Not recommended: If the method is simple, do not avoid concrete method details in Introduction and only discuss abstract insight to make it look novel.

Expert note (faithful translation):

  1. The craft of this writing template is how to make a simple pipeline look novel.
  2. Note: this is not about making the insight look novel, but about making the pipeline steps look novel.
  3. In most cases this is not recommended.
  4. The better target is to clearly explain how the core contribution is implemented in Introduction.
% To tackle this problem, we propose a novel 3D GAN training method to generate photo-realistic images irrespective of the viewing angle.

% Introduce key idea
% Our key idea is as follows. To ease the challenging problem of learning photorealistic and multi-view consistent image synthesis, we cast the problem into two subproblems, each of which can be solved more easily.

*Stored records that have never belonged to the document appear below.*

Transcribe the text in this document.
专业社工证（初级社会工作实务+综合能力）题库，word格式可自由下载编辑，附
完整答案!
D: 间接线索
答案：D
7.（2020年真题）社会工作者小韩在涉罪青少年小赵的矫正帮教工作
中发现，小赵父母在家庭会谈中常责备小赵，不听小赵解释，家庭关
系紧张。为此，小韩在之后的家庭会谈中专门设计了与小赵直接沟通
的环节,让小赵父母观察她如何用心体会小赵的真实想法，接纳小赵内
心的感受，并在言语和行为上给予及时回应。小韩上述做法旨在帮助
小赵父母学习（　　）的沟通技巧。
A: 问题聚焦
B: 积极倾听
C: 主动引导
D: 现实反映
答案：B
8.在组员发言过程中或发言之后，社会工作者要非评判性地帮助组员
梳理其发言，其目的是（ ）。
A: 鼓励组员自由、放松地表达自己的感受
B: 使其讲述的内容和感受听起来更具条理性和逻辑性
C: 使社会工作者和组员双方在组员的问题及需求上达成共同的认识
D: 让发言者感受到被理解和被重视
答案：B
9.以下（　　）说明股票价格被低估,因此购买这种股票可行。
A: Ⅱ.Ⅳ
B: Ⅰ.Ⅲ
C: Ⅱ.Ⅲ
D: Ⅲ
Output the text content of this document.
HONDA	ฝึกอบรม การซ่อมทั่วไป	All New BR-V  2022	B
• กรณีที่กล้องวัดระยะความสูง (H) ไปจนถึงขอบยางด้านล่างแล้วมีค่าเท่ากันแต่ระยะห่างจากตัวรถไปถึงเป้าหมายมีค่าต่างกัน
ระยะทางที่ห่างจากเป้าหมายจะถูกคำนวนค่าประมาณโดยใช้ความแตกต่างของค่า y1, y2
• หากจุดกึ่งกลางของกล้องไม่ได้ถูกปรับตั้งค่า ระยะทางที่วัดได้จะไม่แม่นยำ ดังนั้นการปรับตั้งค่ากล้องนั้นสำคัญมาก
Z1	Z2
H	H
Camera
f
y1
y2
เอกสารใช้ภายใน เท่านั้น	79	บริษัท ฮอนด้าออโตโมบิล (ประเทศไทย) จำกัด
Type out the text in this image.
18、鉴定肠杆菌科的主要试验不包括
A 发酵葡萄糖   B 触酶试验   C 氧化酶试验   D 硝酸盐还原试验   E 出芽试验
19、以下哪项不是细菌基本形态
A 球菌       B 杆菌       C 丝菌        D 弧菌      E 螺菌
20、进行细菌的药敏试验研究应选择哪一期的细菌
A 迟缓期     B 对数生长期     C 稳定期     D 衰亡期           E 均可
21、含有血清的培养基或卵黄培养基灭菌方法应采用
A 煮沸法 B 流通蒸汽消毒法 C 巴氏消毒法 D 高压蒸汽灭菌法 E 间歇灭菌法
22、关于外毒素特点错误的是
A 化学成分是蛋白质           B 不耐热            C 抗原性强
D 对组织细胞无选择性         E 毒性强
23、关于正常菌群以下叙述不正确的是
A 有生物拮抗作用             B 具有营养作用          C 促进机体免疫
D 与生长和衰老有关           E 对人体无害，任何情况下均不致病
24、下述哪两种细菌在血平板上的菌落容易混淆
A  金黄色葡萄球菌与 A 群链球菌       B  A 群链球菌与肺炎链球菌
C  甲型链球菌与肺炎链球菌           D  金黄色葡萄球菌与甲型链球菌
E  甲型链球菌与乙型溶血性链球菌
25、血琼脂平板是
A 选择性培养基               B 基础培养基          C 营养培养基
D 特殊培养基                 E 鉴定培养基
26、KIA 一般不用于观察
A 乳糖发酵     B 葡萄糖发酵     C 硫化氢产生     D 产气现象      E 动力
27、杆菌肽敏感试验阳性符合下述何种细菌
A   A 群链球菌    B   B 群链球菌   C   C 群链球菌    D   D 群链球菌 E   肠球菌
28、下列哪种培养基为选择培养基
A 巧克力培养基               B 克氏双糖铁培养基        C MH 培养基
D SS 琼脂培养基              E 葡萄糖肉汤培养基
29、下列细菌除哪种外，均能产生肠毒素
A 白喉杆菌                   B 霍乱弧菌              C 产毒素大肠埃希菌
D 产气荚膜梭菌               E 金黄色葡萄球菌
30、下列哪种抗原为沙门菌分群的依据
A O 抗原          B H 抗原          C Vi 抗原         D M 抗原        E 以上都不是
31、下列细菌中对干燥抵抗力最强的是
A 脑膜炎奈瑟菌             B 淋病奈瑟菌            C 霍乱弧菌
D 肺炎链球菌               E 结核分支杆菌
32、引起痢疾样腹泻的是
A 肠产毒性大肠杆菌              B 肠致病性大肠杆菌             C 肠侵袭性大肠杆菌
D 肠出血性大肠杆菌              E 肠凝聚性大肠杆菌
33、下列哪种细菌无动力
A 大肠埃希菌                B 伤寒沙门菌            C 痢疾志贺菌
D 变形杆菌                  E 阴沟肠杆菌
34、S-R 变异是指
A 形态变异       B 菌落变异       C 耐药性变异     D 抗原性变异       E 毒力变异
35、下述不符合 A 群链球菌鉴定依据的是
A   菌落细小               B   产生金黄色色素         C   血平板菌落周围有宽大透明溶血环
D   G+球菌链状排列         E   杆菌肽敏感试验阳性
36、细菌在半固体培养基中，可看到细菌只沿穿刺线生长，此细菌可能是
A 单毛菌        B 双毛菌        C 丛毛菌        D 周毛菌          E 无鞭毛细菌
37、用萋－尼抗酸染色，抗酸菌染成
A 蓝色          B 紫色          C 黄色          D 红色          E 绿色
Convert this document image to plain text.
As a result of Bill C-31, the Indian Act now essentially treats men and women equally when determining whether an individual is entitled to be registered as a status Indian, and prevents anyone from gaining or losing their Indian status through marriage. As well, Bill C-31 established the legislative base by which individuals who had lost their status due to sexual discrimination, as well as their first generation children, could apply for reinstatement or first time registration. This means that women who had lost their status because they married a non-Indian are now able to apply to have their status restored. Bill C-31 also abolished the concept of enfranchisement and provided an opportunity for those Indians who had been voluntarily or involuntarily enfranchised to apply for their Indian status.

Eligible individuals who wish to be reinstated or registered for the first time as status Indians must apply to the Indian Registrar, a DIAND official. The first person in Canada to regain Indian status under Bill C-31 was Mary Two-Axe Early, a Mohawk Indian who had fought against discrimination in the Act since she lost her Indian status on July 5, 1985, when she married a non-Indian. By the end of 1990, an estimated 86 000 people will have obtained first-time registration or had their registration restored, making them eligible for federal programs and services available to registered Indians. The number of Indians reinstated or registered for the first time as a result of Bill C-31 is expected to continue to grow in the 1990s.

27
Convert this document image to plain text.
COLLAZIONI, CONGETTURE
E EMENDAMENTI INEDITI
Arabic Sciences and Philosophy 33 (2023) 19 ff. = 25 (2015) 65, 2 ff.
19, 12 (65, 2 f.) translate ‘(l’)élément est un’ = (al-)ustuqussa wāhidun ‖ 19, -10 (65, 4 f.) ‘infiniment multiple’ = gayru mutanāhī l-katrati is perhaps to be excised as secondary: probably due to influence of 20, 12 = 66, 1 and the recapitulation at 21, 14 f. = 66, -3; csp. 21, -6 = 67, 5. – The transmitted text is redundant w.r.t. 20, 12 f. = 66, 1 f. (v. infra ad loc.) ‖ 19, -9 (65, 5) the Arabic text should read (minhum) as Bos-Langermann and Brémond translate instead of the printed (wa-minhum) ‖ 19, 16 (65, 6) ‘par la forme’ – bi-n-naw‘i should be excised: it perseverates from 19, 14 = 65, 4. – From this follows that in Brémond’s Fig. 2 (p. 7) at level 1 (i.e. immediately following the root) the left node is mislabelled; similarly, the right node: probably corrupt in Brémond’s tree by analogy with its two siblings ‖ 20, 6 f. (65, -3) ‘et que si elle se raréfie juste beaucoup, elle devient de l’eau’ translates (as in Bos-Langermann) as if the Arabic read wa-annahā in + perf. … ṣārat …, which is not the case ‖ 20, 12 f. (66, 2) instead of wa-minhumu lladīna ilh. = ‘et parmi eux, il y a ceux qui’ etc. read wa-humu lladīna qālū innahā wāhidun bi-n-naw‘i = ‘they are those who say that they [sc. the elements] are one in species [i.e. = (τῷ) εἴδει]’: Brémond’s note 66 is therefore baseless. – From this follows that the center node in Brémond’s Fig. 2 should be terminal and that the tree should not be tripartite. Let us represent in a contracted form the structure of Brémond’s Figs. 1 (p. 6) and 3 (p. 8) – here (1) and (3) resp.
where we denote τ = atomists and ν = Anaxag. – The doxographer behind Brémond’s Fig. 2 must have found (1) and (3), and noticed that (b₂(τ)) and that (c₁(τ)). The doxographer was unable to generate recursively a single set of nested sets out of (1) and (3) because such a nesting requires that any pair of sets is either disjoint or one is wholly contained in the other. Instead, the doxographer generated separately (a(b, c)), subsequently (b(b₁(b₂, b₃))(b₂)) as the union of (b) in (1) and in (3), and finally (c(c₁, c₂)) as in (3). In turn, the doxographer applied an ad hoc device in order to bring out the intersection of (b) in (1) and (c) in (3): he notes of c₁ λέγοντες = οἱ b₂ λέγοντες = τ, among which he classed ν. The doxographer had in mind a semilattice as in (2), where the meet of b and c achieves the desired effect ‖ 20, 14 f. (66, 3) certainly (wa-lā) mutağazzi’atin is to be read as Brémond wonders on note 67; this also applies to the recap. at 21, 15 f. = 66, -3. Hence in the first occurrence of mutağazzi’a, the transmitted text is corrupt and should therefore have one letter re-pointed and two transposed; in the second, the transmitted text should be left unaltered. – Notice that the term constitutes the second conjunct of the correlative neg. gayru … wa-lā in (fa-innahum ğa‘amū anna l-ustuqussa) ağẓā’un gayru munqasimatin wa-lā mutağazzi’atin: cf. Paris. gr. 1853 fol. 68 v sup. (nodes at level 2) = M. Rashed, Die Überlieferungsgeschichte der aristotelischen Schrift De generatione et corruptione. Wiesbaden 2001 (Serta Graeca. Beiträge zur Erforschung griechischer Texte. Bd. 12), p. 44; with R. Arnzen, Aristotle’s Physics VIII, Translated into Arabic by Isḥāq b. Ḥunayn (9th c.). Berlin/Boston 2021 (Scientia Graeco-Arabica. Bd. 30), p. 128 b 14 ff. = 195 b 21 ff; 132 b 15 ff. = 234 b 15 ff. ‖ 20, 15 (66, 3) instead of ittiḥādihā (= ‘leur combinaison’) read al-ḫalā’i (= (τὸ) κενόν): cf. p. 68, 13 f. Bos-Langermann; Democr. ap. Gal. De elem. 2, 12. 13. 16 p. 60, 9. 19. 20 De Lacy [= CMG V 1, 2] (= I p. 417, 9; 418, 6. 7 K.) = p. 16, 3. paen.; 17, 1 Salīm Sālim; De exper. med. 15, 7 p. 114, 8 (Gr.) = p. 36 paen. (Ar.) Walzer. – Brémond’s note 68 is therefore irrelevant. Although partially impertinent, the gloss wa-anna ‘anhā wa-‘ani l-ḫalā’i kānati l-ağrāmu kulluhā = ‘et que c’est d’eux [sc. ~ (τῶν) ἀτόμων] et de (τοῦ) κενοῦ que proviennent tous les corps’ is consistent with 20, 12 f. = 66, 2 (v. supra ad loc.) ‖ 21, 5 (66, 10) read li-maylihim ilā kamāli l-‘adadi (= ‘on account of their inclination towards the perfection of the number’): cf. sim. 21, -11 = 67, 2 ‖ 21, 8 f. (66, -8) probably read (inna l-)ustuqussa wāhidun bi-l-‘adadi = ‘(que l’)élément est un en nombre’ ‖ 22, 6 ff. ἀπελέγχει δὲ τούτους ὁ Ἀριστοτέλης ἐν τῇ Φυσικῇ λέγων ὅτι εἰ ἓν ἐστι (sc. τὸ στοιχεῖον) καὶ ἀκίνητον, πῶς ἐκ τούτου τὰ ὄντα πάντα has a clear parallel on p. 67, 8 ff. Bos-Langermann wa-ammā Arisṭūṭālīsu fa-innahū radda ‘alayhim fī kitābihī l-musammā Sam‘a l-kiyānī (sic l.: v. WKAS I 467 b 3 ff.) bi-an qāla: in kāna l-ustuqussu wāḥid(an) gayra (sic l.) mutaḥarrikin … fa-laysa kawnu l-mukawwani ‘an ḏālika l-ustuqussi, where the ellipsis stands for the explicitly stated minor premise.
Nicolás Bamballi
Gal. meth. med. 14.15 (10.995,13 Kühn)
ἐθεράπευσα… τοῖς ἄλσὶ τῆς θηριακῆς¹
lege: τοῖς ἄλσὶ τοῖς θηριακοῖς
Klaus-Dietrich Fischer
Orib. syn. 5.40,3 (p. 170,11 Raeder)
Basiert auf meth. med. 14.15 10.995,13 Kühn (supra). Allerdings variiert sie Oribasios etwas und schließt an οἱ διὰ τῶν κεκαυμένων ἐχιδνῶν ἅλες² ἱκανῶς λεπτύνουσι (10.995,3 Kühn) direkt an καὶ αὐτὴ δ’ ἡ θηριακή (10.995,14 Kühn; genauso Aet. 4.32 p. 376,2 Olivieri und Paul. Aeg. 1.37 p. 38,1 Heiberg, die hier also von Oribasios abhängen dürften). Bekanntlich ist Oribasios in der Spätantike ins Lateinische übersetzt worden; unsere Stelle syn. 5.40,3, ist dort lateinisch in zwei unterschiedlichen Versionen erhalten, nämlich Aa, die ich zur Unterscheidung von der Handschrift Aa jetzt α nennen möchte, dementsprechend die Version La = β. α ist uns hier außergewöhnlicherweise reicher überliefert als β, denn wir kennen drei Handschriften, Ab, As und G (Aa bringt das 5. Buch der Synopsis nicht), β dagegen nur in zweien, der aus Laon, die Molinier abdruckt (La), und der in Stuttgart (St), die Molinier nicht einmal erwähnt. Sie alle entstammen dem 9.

% Explain why the key idea works, but without concretely discussing the full pipeline (or only discuss abstract benefit)
%% Example: Specifically, we formulate the problem as a combination of two simple discrimination problems, one of which learns to discriminate whether a synthesized image looks real or not, and the other learns to discriminate whether a synthesized image agrees with the camera pose. Unlike the formulations of the previous methods, which try to learn the real image distribution for each pose, or to learn pose estimation, our subproblems are much easier as each of them is analogous to a basic binary classification problem.

% Introduce pipeline modules with new terms but without clearly explaining the full pipeline (or skip concrete pipeline details)
%% Example: Based on this key idea, we propose a dual-branched discriminator, which has two branches for learning photorealism and pose consistency, respectively. As these branches are supervised explicitly for their respective purposes, high-quality images with pose consistency can be produced at each viewing angle, and consequently, the generator creates high-quality images and shapes. (This paragraph does not clearly explain how the pipeline works.)

% Introduce another contribution
%% Example: In addition, we propose a pose-matching loss to give supervision to the discriminator for the pose consistency, by considering a positive pose (i.e., rendering pose or ground truth pose) and a negative pose (i.e., irrelevant pose) for a given image. (This paragraph does not clearly explain how the pipeline works.)

% Explain expected benefit over prior methods
%% Example: For example, the frontal viewpoint is one of the irrelevant poses for a side-view image. As reported in the experiments, this loss helps improve image and shape quality. This can be interpreted as a simplification of a classification problem from a large number of classes into binary, which is composed of positive and negative pairs.